Yeah, in the NFL it's an artifact of the 16-game season and very strong top-of-draft relative to the rest.
In the NBA, it's an artifact of there usually being, at most, 2-3 players available in the draft who can reverse the fortunes of the franchise (and some years, that number is 0).
In the NHL... wait, why is tanking a problem in the NHL? Is it, even? They have a lengthy and complex minors system that ought to blunt the impact of the draft. Is there some revenue-sharing stuff tied to finishing position? Careers for top players in the NHL can be very long, too. Theirs is the league most like baseball in this regard.
In baseball, maybe one year in five is there an obvious, consensus, franchise-altering #1-overall pick available. Ken Griffey Jr (1987), Chipper Jones (1990), A-Rod (1993), Adrian Gonzalez (2000), Joe Mauer (2001), David Price (2007), Bryce Harper (2010). The #2 overall pick would net you JD Drew (1997), Josh Beckett (1999), Justin Verlander (2004), Alex Gordon (2005), and a lot of variance beyond that. The #3 pick became Matt Williams (1986), Troy Glaus (1997) and Evan Longoria (2006), but also a lot of never-weres.
Meanwhile:
- Trout was drafted #25 overall
- Kershaw was #7
- Greinke was #6, and rather famously had a tough first few years in the majors
- CC Sabathia was #20
- Pujols went in the 13th round
- Maddux went in the 2nd round as did Tom Glavine; Randy Johnson went in the 4th round, and was 30 before he put it together; Biggio was #22 overall; Smoltz was in the 22nd round (!). Etc etc.
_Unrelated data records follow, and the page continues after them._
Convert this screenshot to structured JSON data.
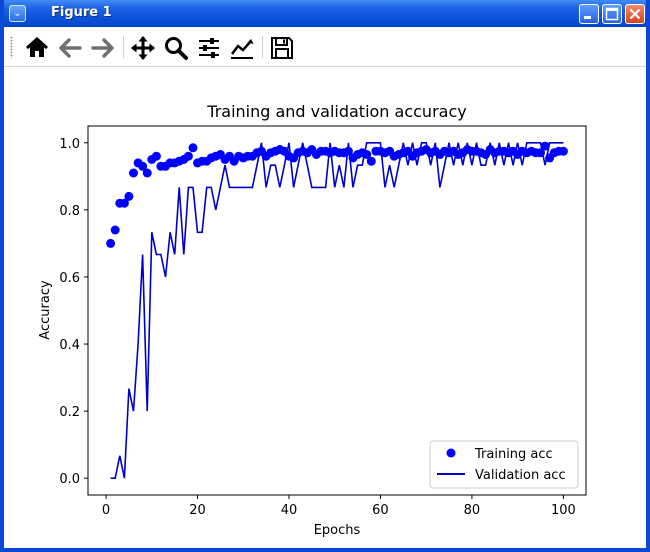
{
  "window": {
    "title": "Figure 1"
  },
  "toolbar": {
    "buttons": [
      {
        "name": "home-icon",
        "label": "Home"
      },
      {
        "name": "back-icon",
        "label": "Back"
      },
      {
        "name": "forward-icon",
        "label": "Forward"
      },
      {
        "name": "pan-icon",
        "label": "Pan"
      },
      {
        "name": "zoom-icon",
        "label": "Zoom"
      },
      {
        "name": "subplots-icon",
        "label": "Subplots"
      },
      {
        "name": "customize-icon",
        "label": "Customize"
      },
      {
        "name": "save-icon",
        "label": "Save"
      }
    ]
  },
  "chart_data": {
    "type": "line",
    "title": "Training and validation accuracy",
    "xlabel": "Epochs",
    "ylabel": "Accuracy",
    "xlim": [
      -3.95,
      104.95
    ],
    "ylim": [
      -0.05,
      1.05
    ],
    "xticks": [
      0,
      20,
      40,
      60,
      80,
      100
    ],
    "yticks": [
      0.0,
      0.2,
      0.4,
      0.6,
      0.8,
      1.0
    ],
    "xtick_labels": [
      "0",
      "20",
      "40",
      "60",
      "80",
      "100"
    ],
    "ytick_labels": [
      "0.0",
      "0.2",
      "0.4",
      "0.6",
      "0.8",
      "1.0"
    ],
    "legend_position": "lower right",
    "grid": false,
    "series": [
      {
        "name": "Training acc",
        "style": "scatter",
        "color": "#0000ff",
        "x": [
          1,
          2,
          3,
          4,
          5,
          6,
          7,
          8,
          9,
          10,
          11,
          12,
          13,
          14,
          15,
          16,
          17,
          18,
          19,
          20,
          21,
          22,
          23,
          24,
          25,
          26,
          27,
          28,
          29,
          30,
          31,
          32,
          33,
          34,
          35,
          36,
          37,
          38,
          39,
          40,
          41,
          42,
          43,
          44,
          45,
          46,
          47,
          48,
          49,
          50,
          51,
          52,
          53,
          54,
          55,
          56,
          57,
          58,
          59,
          60,
          61,
          62,
          63,
          64,
          65,
          66,
          67,
          68,
          69,
          70,
          71,
          72,
          73,
          74,
          75,
          76,
          77,
          78,
          79,
          80,
          81,
          82,
          83,
          84,
          85,
          86,
          87,
          88,
          89,
          90,
          91,
          92,
          93,
          94,
          95,
          96,
          97,
          98,
          99,
          100
        ],
        "values": [
          0.7,
          0.74,
          0.82,
          0.82,
          0.84,
          0.91,
          0.94,
          0.93,
          0.91,
          0.95,
          0.96,
          0.93,
          0.93,
          0.94,
          0.94,
          0.945,
          0.95,
          0.96,
          0.985,
          0.94,
          0.945,
          0.945,
          0.955,
          0.96,
          0.965,
          0.95,
          0.96,
          0.945,
          0.96,
          0.955,
          0.96,
          0.96,
          0.97,
          0.975,
          0.96,
          0.97,
          0.975,
          0.98,
          0.975,
          0.96,
          0.955,
          0.97,
          0.975,
          0.97,
          0.98,
          0.965,
          0.975,
          0.975,
          0.97,
          0.975,
          0.97,
          0.97,
          0.975,
          0.955,
          0.965,
          0.97,
          0.965,
          0.945,
          0.975,
          0.975,
          0.97,
          0.975,
          0.96,
          0.965,
          0.97,
          0.975,
          0.96,
          0.97,
          0.975,
          0.98,
          0.97,
          0.975,
          0.965,
          0.975,
          0.97,
          0.975,
          0.965,
          0.97,
          0.98,
          0.975,
          0.975,
          0.97,
          0.965,
          0.98,
          0.97,
          0.975,
          0.975,
          0.97,
          0.975,
          0.965,
          0.975,
          0.97,
          0.975,
          0.97,
          0.97,
          0.99,
          0.955,
          0.97,
          0.975,
          0.975
        ]
      },
      {
        "name": "Validation acc",
        "style": "line",
        "color": "#0000cc",
        "x": [
          1,
          2,
          3,
          4,
          5,
          6,
          7,
          8,
          9,
          10,
          11,
          12,
          13,
          14,
          15,
          16,
          17,
          18,
          19,
          20,
          21,
          22,
          23,
          24,
          25,
          26,
          27,
          28,
          29,
          30,
          31,
          32,
          33,
          34,
          35,
          36,
          37,
          38,
          39,
          40,
          41,
          42,
          43,
          44,
          45,
          46,
          47,
          48,
          49,
          50,
          51,
          52,
          53,
          54,
          55,
          56,
          57,
          58,
          59,
          60,
          61,
          62,
          63,
          64,
          65,
          66,
          67,
          68,
          69,
          70,
          71,
          72,
          73,
          74,
          75,
          76,
          77,
          78,
          79,
          80,
          81,
          82,
          83,
          84,
          85,
          86,
          87,
          88,
          89,
          90,
          91,
          92,
          93,
          94,
          95,
          96,
          97,
          98,
          99,
          100
        ],
        "values": [
          0.0,
          0.0,
          0.067,
          0.0,
          0.267,
          0.2,
          0.4,
          0.667,
          0.2,
          0.733,
          0.667,
          0.667,
          0.6,
          0.733,
          0.667,
          0.867,
          0.667,
          0.867,
          0.867,
          0.733,
          0.733,
          0.867,
          0.867,
          0.8,
          0.867,
          0.933,
          0.867,
          0.867,
          0.867,
          0.867,
          0.867,
          0.867,
          0.933,
          1.0,
          0.867,
          0.933,
          0.933,
          0.867,
          0.933,
          1.0,
          0.867,
          0.933,
          1.0,
          0.933,
          0.867,
          0.867,
          0.867,
          0.867,
          1.0,
          0.867,
          0.933,
          0.867,
          1.0,
          0.867,
          0.933,
          0.933,
          1.0,
          1.0,
          1.0,
          1.0,
          0.867,
          0.933,
          0.867,
          0.933,
          1.0,
          0.933,
          1.0,
          0.933,
          1.0,
          1.0,
          0.933,
          1.0,
          0.867,
          0.933,
          1.0,
          0.933,
          1.0,
          0.933,
          1.0,
          0.933,
          1.0,
          0.933,
          0.933,
          1.0,
          0.933,
          1.0,
          0.933,
          1.0,
          0.933,
          1.0,
          0.933,
          1.0,
          1.0,
          1.0,
          1.0,
          0.933,
          1.0,
          1.0,
          1.0,
          1.0
        ]
      }
    ]
  }
}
...and that leaves out all the amateur FAs including Miguel Cabrera, Felix Hernandez, Adrian Beltre, Pedro f'ing Martinez, and we might as well include Piazza
My point is, any team obviously or semi-obviously tanking in the last few months is not gaining much if any expected draft value, at the expense of their dignity and some very-real short-term ticket sales and TV coverage. You would expect that, all else equal, if one team is tanking and costing themselves money for little long-term gain, their competitors would love that display of irrationality.
Where MLB teams might have a valid complaint, however, is that when some team does something dumb like that (via fielding B-team lineups, keeping stars out on extended rehab stints, and of course trading MLB assets for Minors lottery tickets), the beneficiaries are scattered. The opponents scheduled in the second half of the season may not be evenly distributed among other teams competing for playoff spots and short-term success. Or those teams (who, say, get a minors callup facing them as a starter, instead of a being-held-out all-star SP) may have their benefits vary day-to-day, series-to-series. So if TB is tanking and the MFY get 12 late-season games against them and BOS only gets 7, we'd be miffed by that. I can see that creating a common cause by owners, to try and enforce some good sense.